My research focuses on how alterations in tumour cell metabolism and therapy-induced senescence (TIS) influence treatment response in prostate cancer. TIS occurs when cancer cells stop dividing in response to therapy but remain metabolically active, releasing factors that can reshape the tumour environment and promote disease progression and resistance. I am particularly interested in how these processes affect the regulation and function of prostate-specific membrane antigen (PSMA) following targeted radionuclide therapy, with the aim of improving treatment precision and patient outcomes.

Prostate cancer is a leading cause of cancer-related morbidity and mortality, with treatment resistance a major clinical challenge. As a doctor aiming to specialise in medical oncology, I investigate how changes in tumour metabolism and TIS affect therapy response, aiming to optimise treatments, improve patient outcomes, and advance precision oncology.

I study how prostate cancer cells adapt their metabolism and behaviour in response to therapy, focusing on the impact of TIS on sensitivity to targeted treatments. Specifically, I examine PSMA, a protein widely used to deliver these therapies. Using laboratory models and patient-derived samples, I analyse changes in PSMA expression and function following radionuclide therapy, and how these relate to metabolic shifts and treatment resistance. By combining molecular biology, imaging, and functional assays, I aim to identify biomarkers that predict response and guide personalised therapy. In the longer term, I plan to translate these findings into clinical practice to optimise targeted treatments, delay resistance, and improve outcomes for men with advanced prostate cancer.

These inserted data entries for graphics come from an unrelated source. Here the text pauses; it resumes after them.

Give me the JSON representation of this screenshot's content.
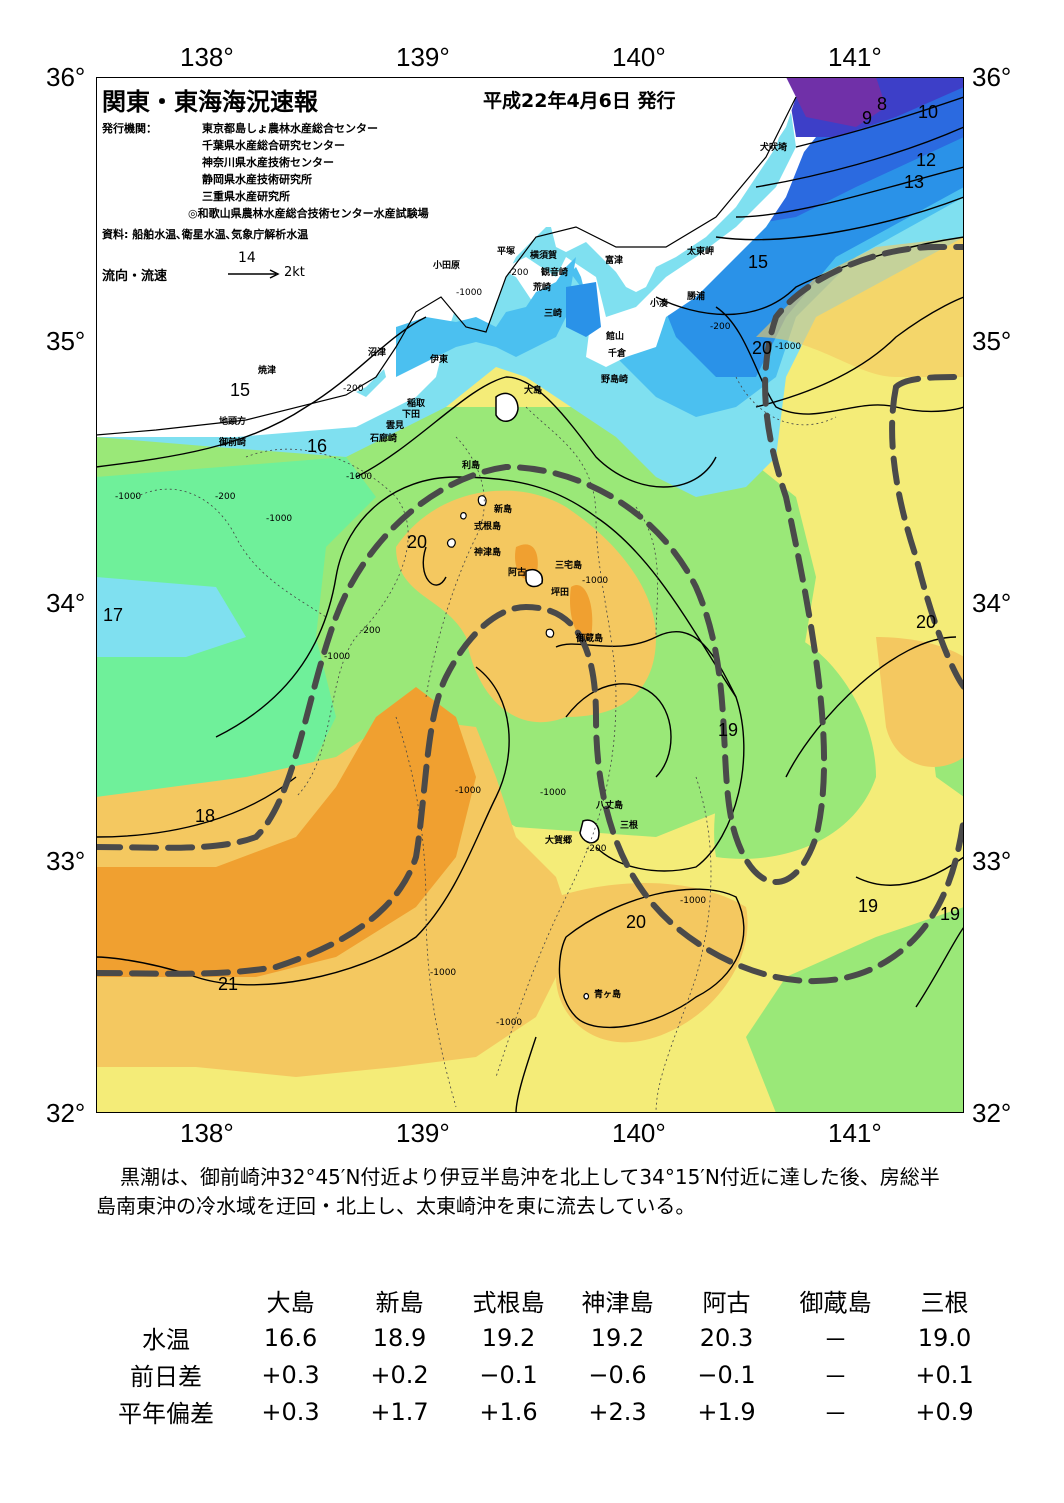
{
  "header": {
    "title": "関東・東海海況速報",
    "issue_date": "平成22年4月6日 発行",
    "publisher_label": "発行機関：",
    "publishers": [
      "東京都島しょ農林水産総合センター",
      "千葉県水産総合研究センター",
      "神奈川県水産技術センター",
      "静岡県水産技術研究所",
      "三重県水産研究所",
      "◎和歌山県農林水産総合技術センター水産試験場"
    ],
    "source": "資料: 船舶水温､衛星水温､気象庁解析水温",
    "flow_legend": {
      "label": "流向・流速",
      "speed_value": "14",
      "unit": "2kt"
    }
  },
  "axes": {
    "longitude_ticks": [
      "138°",
      "139°",
      "140°",
      "141°"
    ],
    "latitude_ticks": [
      "36°",
      "35°",
      "34°",
      "33°",
      "32°"
    ]
  },
  "isotherm_labels": [
    "8",
    "9",
    "10",
    "12",
    "13",
    "15",
    "15",
    "16",
    "17",
    "18",
    "19",
    "19",
    "19",
    "20",
    "20",
    "20",
    "20",
    "21"
  ],
  "depth_labels": [
    "-200",
    "-1000"
  ],
  "place_names": {
    "inubosaki": "犬吠埼",
    "taitozaki": "太東岬",
    "katsuura": "勝浦",
    "kominato": "小湊",
    "futtsu": "富津",
    "tateyama": "館山",
    "chikura": "千倉",
    "nojimazaki": "野島崎",
    "odawara": "小田原",
    "hiratsuka": "平塚",
    "yokosuka": "横須賀",
    "kannonzaki": "観音崎",
    "arasaki": "荒崎",
    "misaki": "三崎",
    "numazu": "沼津",
    "ito": "伊東",
    "yaizu": "焼津",
    "inatori": "稲取",
    "shimoda": "下田",
    "kumomi": "雲見",
    "irozaki": "石廊崎",
    "jitogata": "地頭方",
    "omaezaki": "御前崎",
    "oshima": "大島",
    "toshima": "利島",
    "niijima": "新島",
    "shikinejima": "式根島",
    "kozushima": "神津島",
    "ako": "阿古",
    "miyakejima": "三宅島",
    "tsubota": "坪田",
    "mikurajima": "御蔵島",
    "hachijojima": "八丈島",
    "mitsune": "三根",
    "okago": "大賀郷",
    "aogashima": "青ヶ島"
  },
  "description": "黒潮は、御前崎沖32°45′N付近より伊豆半島沖を北上して34°15′N付近に達した後、房総半島南東沖の冷水域を迂回・北上し、太東崎沖を東に流去している。",
  "observation_table": {
    "columns": [
      "大島",
      "新島",
      "式根島",
      "神津島",
      "阿古",
      "御蔵島",
      "三根"
    ],
    "rows": [
      {
        "label": "水温",
        "values": [
          "16.6",
          "18.9",
          "19.2",
          "19.2",
          "20.3",
          "－",
          "19.0"
        ]
      },
      {
        "label": "前日差",
        "values": [
          "+0.3",
          "+0.2",
          "−0.1",
          "−0.6",
          "−0.1",
          "－",
          "+0.1"
        ]
      },
      {
        "label": "平年偏差",
        "values": [
          "+0.3",
          "+1.7",
          "+1.6",
          "+2.3",
          "+1.9",
          "－",
          "+0.9"
        ]
      }
    ]
  },
  "colors": {
    "t8_10": "#7030a8",
    "t10_12": "#3d3fc8",
    "t12_13": "#2b6ae0",
    "t13_15": "#2a92e8",
    "t15_16": "#4bc0f0",
    "t16_17": "#7fe0f0",
    "t17_18": "#6ff09a",
    "t18_19": "#9ae878",
    "t19_20": "#f4ec78",
    "t20_21": "#f4c860",
    "t21plus": "#f0a030",
    "land": "#ffffff",
    "kuroshio_axis": "#4a4a4a"
  }
}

PSMA-targeted therapy outcomes vary because we do not fully understand how therapy affects PSMA expression. My work studies how metabolism and TIS influence PSMA levels and identifies which patients are most likely to benefit. These insights can guide clinicians in selecting patients and timing treatments more effectively. Over time, this research could inform clinical guidelines and trials, contributing to therapies that slow disease progression, extend survival, and improve quality of life.

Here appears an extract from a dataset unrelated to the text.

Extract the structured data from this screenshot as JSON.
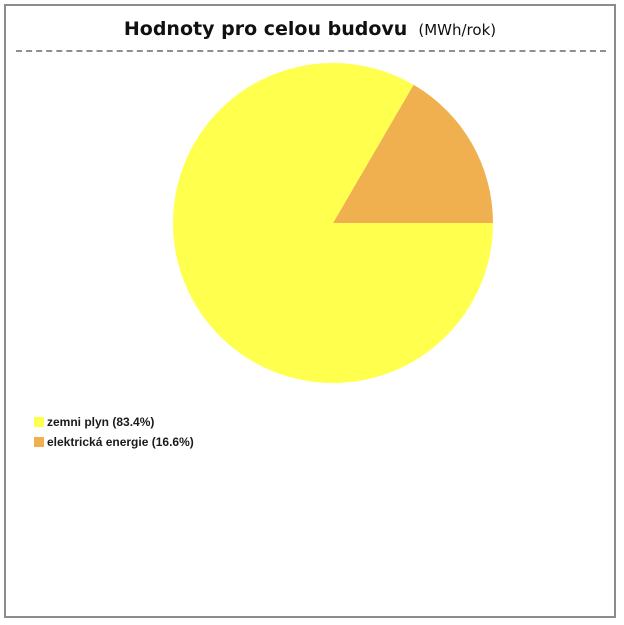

I am exploring how TIS drives tumour progression and treatment resistance in glioblastoma and brain metastases from prostate cancer. I aim to determine whether senescent tumour or stromal cells create conditions that promote metastatic growth. Future work will link molecular signatures of senescence with patient-derived clinical data, such as treatment response and survival outcomes, to uncover new therapeutic targets and develop more effective treatments for patients with advanced, treatment-resistant disease.

My interest in medical oncology began when I joined the Genomic Medicine programme at the University of Exeter Medical School in 2016. This was complemented by advanced training in microbial genome sequencing at Harvard Medical School, followed by further bioinformatics training at the University of Cambridge. In November 2018, I had the privilege of presenting my research on optimising the genome sequence assembly of Mycobacterium tuberculosis (Manila strain 9612) at the Genomic Epidemiology of Infectious Diseases Conference, held at the Philippine Genome Centre in Manila. This work was fully funded by the London School of Hygiene & Tropical Medicine, the British Council, and the Newton Fund.

In 2021, I moved to Ukraine to commence my clinical studies abroad as a medical student, but this was disrupted by the outbreak of war in February 2022. As a result, I continued my clinical training at St Thomas’ Hospital in London before undertaking the remainder of my three years of clinical rotations at Oxford University Hospitals. Throughout this time, I remained affiliated with Ivan Horbachevsky Ternopil National Medical University and concluded my final year as a Recognised Student of the Nuffield Department of Clinical Medicine at the University of Oxford in July 2025.